Substitution of cysteine for selenocysteine in type I iodothyronine deiodinase reduces the catalytic efficiency of the protein but enhances its translation

Abstract

Type I iodothyronine 5' deiodinase (5'DI) contains selenocysteine, encoded by a UGA codon, and this amino acid is essential for maximum catalytic efficiency in this enzyme. We recently showed that translation of UGA as selenocysteine in this protein requires a specific sequence of about 250 nucleotides in the 3' untranslated region of the messenger RNA. Translation of a 5'DI cysteine mutant does not require the 3' untranslated region. To examine both the efficiency of UGA codon recognition and the relative catalytic efficiency of selenocysteine vs. cysteine in 5'DI, we used bromoacetyl 125I-T3 labeling to quantitate transiently expressed selenocysteine (wild type) and cysteine containing type I iodothyronine deiodinases in transfected COS-7 and JEG-3 cell lines.
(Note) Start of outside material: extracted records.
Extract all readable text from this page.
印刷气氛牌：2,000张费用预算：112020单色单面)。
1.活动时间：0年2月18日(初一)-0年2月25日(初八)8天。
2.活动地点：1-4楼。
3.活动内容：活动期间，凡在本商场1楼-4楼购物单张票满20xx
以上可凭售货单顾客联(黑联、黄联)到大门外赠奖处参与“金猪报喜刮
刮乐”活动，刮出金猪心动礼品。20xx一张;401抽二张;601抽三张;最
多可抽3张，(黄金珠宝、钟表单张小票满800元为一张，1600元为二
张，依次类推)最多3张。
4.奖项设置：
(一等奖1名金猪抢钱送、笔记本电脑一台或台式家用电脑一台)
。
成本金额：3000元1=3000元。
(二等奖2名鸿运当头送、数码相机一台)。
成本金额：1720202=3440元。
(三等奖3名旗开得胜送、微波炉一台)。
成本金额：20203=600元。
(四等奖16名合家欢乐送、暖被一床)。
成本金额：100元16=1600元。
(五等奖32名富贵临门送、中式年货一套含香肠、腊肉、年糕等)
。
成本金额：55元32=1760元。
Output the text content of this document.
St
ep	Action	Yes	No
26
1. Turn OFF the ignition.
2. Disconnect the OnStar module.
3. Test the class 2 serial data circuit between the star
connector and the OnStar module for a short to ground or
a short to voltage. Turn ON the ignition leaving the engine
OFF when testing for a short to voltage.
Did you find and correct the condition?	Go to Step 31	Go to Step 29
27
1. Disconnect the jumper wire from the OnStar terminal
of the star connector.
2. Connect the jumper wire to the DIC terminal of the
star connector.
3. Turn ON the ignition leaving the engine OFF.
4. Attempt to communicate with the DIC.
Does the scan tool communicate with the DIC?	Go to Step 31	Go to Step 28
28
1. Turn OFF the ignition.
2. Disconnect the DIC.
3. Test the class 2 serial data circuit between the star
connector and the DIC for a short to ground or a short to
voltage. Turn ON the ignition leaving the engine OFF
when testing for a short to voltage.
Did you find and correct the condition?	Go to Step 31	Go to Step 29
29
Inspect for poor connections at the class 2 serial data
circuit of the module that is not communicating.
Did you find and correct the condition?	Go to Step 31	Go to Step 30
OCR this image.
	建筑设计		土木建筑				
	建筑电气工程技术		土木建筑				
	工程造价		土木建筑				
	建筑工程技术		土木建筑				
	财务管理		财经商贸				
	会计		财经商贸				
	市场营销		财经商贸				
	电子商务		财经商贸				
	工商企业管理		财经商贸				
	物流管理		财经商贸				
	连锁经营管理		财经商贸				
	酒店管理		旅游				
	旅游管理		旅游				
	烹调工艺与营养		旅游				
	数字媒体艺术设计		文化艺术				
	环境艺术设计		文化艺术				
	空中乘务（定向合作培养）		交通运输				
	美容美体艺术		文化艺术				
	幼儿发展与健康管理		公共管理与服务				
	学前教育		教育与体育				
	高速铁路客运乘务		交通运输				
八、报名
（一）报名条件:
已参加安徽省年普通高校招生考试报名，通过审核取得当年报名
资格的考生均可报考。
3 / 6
Kinetic analyses of the same cell sonicates were performed to determine the apparent maximum velocity and Michaelis-Menten constant values for reverse T3 5' deiodination. COS-7 cells express the cysteine mutant protein at about 20-fold and JEG-3 cells about 400-fold higher levels than the selenoenzyme. However, in both cell types, the apparent catalytic constant values were at least 100-fold higher for the wild-type enzyme, compared with the cysteine mutant. These results indicate that cell lines differ markedly in their capacity to translate UGA-containing messenger RNAs. The much higher catalytic constant values for the selenium-containing enzyme illustrate the biochemical advantage of this element as compared with sulfur in the catalysis of iodothyronine deiodination.